While many of downtown Durango’s restaurants have reopened after COVID-19 closures, others have been quietly biding their time, including the Ore House.
Because of its location on College Drive rather than Main Avenue or East Second Avenue, the steakhouse does not have an opportunity to create a bump-out and is currently unable to provide the type of service it typically aims for, said chef and owner Ryan Lowe.
“Just as important, if not maybe more important than our food, is what we produce – a service that requires a handshake, a hug, a smile, a conversation at length. Those things are not allowed right now,” he said. “The smile is still there, but it’s behind a mask.”
In the meantime, the Ore House has teamed up with the Rochester Hotel to offer a five-course dinner in the hotel’s garden, four days a week (Wednesday to Saturday) through the end of September. Reservations for the dinners are released on a weekly basis, a week in advance at noon Wednesdays.
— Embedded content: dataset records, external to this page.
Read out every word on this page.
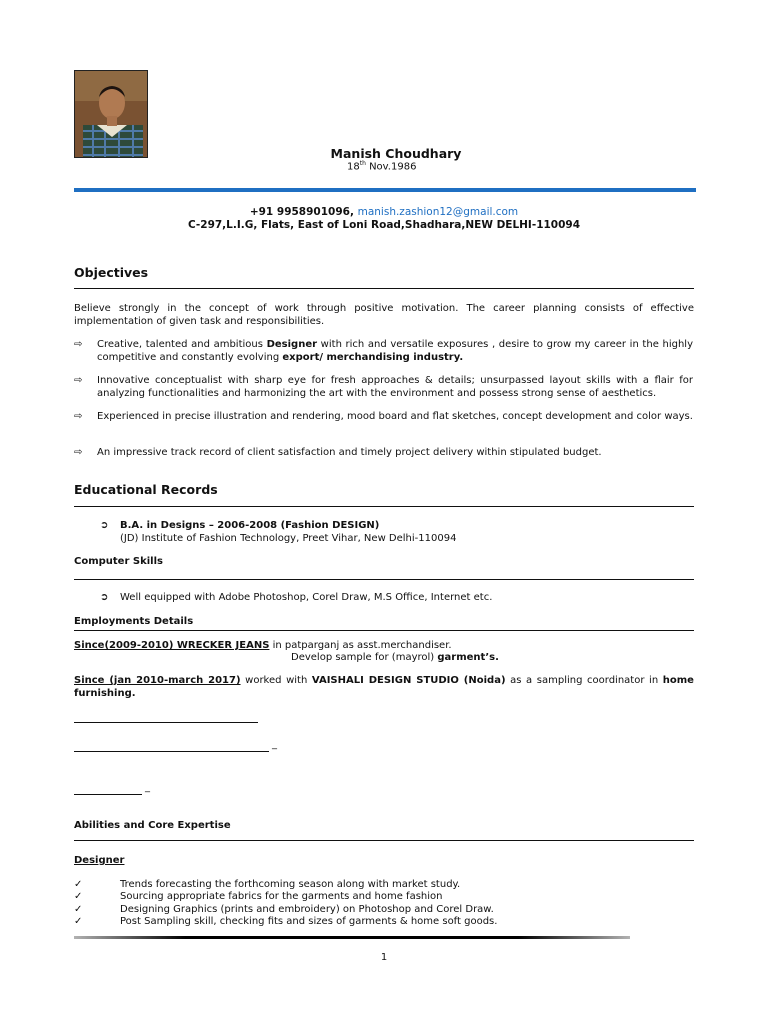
Manish Choudhary
18th Nov.1986
+91 9958901096, manish.zashion12@gmail.com
C-297,L.I.G, Flats, East of Loni Road,Shadhara,NEW DELHI-110094
Objectives
Believe strongly in the concept of work through positive motivation. The career planning consists of effective implementation of given task and responsibilities.
⇨ Creative, talented and ambitious Designer with rich and versatile exposures , desire to grow my career in the highly competitive and constantly evolving export/ merchandising industry.
⇨ Innovative conceptualist with sharp eye for fresh approaches & details; unsurpassed layout skills with a flair for analyzing functionalities and harmonizing the art with the environment and possess strong sense of aesthetics.
⇨ Experienced in precise illustration and rendering, mood board and flat sketches, concept development and color ways.
⇨ An impressive track record of client satisfaction and timely project delivery within stipulated budget.
Educational Records
➲ B.A. in Designs – 2006-2008 (Fashion DESIGN)
(JD) Institute of Fashion Technology, Preet Vihar, New Delhi-110094
Computer Skills
➲ Well equipped with Adobe Photoshop, Corel Draw, M.S Office, Internet etc.
Employments Details
Since(2009-2010) WRECKER JEANS in patparganj as asst.merchandiser.
Develop sample for (mayrol) garment’s.
Since (jan 2010-march 2017) worked with VAISHALI DESIGN STUDIO (Noida) as a sampling coordinator in home furnishing.
_
_
Abilities and Core Expertise
Designer
✓	Trends forecasting the forthcoming season along with market study.
✓	Sourcing appropriate fabrics for the garments and home fashion
✓	Designing Graphics (prints and embroidery) on Photoshop and Corel Draw.
✓	Post Sampling skill, checking fits and sizes of garments & home soft goods.
1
The dinners will range from $130 to $250 based on what’s on the menu that week. The menus are secret – until people are seated at their table – but are hyper-local and based around what’s becoming available at the area’s farms and ranches. In addition to Fields to Plate Produce, James Ranch, Long Table Farm, Mountain Roots Produce, Outlier Farms and Twin Buttes Farm, the restaurant is working with Animas Chocolate Co. and Cream Bean Berry, Lowe said. Musicians from the iAM MUSIC Institute are providing the music.
An optional, hand-selected wine pairing is offered alongside the meal.
“The dinner menu is going to continuously evolve as time goes on,” Lowe said. “However, being a steakhouse, one of the staples of what we do is provide really high-quality, responsibly-sourced proteins. So you’ll see things such as sustainable wild-caught seafood being offered on the menus.”
While the Ore House does not currently have any set plans to open its own dining room, it isn’t going the way of The Palace Restaurant or The Red Snapper, which both permanently closed during the pandemic. The Ore House team has spent recent months implementing safety precautions inside its dining space, including installing an ultraviolet light system on its heating, ventilation and air-conditioning system, Lowe said.
“We’re just taking our time – a very measured approach – and we see a world far past this pandemic,” he said.